Он пытался проявлять благоразумие. «Боль разлуки — это фантомная боль, — говорил он себе. — Как может болеть то, чего уже нет?» Но на каждом шагу по малейшему поводу он получал неопровержимые доказательства того, что фантомная боль не просто фантом, что как боль этот фантом очень даже реален. Например, он сидел в ресторане, хорошо поужинав или пообедав, курил, потягивая кальвадос, и вдруг перед его мысленным взором появлялась она, прямо напротив. Удовлетворенно вздохнув и откинувшись на спинку стула, она поглаживала живот. Ему этот жест всегда был неприятен. Но как больно становилось при виде этой воображаемой картины! Или он находил в раковине умывальника каштановый волос, и на него обрушивался водопад прекрасных и дорогих воспоминаний, хотя обычно ее волосы в раковине его немного раздражали, к тому же этот волос вообще мог принадлежать кому угодно.
Он пытался лечиться циничными сентенциями, которые казались ему остроумными или хотя бы занятными.

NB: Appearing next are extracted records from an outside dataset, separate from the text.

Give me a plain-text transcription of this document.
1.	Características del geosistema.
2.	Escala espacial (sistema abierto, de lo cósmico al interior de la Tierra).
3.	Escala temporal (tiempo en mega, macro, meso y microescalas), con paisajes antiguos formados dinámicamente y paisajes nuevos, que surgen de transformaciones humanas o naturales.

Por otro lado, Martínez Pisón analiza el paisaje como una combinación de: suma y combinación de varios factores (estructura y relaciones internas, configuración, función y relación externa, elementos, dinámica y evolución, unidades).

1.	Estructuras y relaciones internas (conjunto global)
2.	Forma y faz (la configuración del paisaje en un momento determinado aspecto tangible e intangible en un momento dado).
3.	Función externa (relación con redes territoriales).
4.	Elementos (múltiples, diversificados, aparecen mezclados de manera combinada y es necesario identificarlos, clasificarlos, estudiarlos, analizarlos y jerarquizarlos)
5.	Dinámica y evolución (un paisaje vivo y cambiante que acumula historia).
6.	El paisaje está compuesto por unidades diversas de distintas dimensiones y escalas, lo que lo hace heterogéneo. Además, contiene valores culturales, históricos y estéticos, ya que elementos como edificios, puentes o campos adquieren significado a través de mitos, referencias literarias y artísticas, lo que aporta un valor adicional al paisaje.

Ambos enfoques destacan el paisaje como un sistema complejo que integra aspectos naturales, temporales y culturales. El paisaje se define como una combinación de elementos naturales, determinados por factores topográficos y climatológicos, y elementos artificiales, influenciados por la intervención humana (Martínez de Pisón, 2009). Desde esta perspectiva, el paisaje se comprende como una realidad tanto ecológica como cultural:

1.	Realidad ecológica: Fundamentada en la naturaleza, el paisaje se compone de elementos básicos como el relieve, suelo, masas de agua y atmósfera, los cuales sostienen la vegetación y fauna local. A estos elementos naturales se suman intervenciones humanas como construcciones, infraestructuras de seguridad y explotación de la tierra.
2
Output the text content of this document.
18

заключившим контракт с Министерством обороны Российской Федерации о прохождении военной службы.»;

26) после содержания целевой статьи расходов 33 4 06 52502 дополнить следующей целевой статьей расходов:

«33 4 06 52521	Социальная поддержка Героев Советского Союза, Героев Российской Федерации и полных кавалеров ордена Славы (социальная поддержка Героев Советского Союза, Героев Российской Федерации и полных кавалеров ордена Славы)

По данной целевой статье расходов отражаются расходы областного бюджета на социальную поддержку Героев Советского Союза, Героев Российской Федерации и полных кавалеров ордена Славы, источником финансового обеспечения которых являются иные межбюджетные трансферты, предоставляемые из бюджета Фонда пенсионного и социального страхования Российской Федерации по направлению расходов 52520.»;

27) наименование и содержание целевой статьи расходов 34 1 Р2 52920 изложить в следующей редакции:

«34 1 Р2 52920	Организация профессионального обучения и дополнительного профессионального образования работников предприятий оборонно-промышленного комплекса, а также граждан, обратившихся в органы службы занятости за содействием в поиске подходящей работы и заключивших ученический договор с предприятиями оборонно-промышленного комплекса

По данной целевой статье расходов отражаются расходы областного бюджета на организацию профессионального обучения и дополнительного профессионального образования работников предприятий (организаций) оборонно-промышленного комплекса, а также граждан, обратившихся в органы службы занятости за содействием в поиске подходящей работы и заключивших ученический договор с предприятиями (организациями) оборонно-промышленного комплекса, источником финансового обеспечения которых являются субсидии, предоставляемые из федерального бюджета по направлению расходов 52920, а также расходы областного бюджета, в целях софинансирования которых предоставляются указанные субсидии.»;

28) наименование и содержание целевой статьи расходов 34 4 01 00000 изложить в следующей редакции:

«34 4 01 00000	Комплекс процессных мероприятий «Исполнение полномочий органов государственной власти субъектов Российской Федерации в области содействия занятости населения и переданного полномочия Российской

Роман нельзя завершить расставанием. Его нужно продолжить и вплести в полотно своей биографии или забыть. Забвение есть свалка жизни. Пожалуйте на свалку, мадемуазель Франсуаза!
Но это ничего не меняло — он по-прежнему тосковал по ней. Когда просыпался, когда садился завтракать, когда возился в огороде и почти физически ощущал спиной пустоту дома — каждому знакомо это чувство. Делать ему, в сущности, было нечего. Он проживал последние деньги. Как жить дальше, он не знал и не в состоянии был даже думать об этом. Часто он по полдня просиживал в кресле-качалке, глядя невидящим взором на деревья.